Temperature rise is one of the factors that are significantly contributing to food wastage. The current climate changes have created a favorable environment for food rot. Fortunately, there are steps you can take to preserve your food and save it for future use as part of sustainable living.
Avoid the Danger Zone
Most foods are safe below 40°F or above 140°F. Anything else between this range is known as the danger zone where bacteria multiply rapidly reaching harmful levels. One single bacterium can produce 17 million offspring in 12 hours.
Meat and poultry are especially susceptible to this bacteria multiplication. As such, always ensure that you cook them thoroughly to destroy all bacteria. Once cooked, store them in temperatures that are either too hot or too cold to prevent bacteria growth.
If food is left in the danger zone for up to two hours, it should be reheated and consumed or refrigerated. If left for between two and four hours, it should be consumed immediately. Any food that has been standing in the temperature danger zone for more than four hours should be disposed of.
Food wastage can be prevented right from the farm. If you’re a farmer or have a small portion where you grow your own food, you need some food growing tips. Always pay attention to the effects of weather on your crops.
How you plant your crops is a contributing factor. Do the seeds go deep enough into the soil and are they protected from the elements of the weather? Not digging deep enough into the ground exposes them to high temperatures and insufficient nutrients.

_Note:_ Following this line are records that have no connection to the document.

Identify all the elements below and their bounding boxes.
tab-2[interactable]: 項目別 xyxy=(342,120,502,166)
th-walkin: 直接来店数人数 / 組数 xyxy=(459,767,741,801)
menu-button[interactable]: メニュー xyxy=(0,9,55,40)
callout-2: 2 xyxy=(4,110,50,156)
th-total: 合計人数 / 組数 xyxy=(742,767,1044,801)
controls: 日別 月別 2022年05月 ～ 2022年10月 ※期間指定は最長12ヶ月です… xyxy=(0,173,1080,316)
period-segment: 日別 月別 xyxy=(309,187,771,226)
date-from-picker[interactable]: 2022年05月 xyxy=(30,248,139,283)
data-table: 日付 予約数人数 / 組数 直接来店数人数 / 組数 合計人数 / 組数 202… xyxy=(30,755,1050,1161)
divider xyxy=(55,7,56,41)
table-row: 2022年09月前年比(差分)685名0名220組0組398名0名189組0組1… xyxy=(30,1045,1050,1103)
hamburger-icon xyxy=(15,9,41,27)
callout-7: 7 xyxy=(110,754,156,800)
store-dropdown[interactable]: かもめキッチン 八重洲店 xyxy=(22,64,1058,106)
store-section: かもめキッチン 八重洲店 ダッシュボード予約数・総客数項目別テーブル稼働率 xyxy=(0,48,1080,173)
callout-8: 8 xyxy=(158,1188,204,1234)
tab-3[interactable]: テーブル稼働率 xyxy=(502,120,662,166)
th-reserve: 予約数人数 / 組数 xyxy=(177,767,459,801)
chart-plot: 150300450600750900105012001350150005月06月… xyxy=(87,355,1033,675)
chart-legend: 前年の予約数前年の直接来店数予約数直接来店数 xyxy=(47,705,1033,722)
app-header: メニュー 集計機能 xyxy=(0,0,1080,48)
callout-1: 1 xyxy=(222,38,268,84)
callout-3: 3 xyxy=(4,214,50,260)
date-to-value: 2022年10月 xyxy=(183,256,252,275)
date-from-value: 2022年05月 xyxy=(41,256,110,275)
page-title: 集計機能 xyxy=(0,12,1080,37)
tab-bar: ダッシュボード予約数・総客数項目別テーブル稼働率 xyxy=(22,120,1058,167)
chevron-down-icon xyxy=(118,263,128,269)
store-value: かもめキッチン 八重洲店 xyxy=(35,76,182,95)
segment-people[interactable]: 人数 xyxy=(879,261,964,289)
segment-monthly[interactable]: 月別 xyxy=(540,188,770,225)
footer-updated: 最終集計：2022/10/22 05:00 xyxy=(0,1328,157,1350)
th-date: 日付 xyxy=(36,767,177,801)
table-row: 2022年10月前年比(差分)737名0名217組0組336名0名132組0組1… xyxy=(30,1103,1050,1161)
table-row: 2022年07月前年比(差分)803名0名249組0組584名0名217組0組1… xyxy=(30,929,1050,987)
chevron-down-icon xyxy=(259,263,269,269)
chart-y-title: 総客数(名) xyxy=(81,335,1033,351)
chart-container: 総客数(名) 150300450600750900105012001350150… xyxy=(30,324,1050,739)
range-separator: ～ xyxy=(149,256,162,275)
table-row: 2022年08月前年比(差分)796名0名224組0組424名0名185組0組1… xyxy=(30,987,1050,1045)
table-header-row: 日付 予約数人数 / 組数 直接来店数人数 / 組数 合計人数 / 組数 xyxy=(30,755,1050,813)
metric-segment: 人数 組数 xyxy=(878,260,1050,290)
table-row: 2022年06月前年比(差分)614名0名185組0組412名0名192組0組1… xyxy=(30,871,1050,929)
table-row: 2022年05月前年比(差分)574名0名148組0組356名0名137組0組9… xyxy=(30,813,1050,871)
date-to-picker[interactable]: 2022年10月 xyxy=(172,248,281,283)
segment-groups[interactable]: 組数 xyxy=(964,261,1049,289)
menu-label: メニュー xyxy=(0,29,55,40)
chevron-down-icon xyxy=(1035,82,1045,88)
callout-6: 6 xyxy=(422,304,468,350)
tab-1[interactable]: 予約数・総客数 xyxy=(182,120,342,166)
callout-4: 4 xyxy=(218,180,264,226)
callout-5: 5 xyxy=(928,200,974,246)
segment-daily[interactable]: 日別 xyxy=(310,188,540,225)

During harvest time, ensure you use improved harvesting processes to reduce the time your crops are exposed to high temperatures. With the rapid advances in agriculture today, you can invest in the latest harvesting equipment like hoss garden seeders that are going to make your job a lot easier! You can learn more about hoss seeders directly from Easy Digging experts.
This especially applies to fruits like fresh berries. Swishing them in a vinegar solution extends their lifestyle by up to two weeks. The procedure helps to get rid of harmful bacteria that live on the surface of the fruits.
For the best results, mix one part of vinegar with ten parts of water. Swirl the berries around in the solution, drain, rinse, and safely put them away in the fridge.
As for your salad leaves, consider giving them an ice-cold bath before storing them. If they’re wilting, swashing them in a bowl of icy water will provide them with a new lease of life.
Make Foil Your Friend
If you want your celery to last longer, wrap the stalks tightly in foil before putting them in the fridge. This will extend their life for up to 4 weeks. The foil does a near-perfect job of keeping oxygen away while holding moisture in the stalks.
However, avoid using foil for acidic foods like tomatoes as they can react with the metal. Besides, it’s not recommended to use foil to store leftovers.
Food wastage is costly to the world, yet it can be prevented. Food that goes bad due to high temperatures can be preserved to keep it fresher for longer. Avoiding the danger zone, especially for cooked foods, is one way to go about it.
Food preservation can also be done right from the farms. Make use of tools and equipment that will reduce exposure of your crops to harmful weather conditions.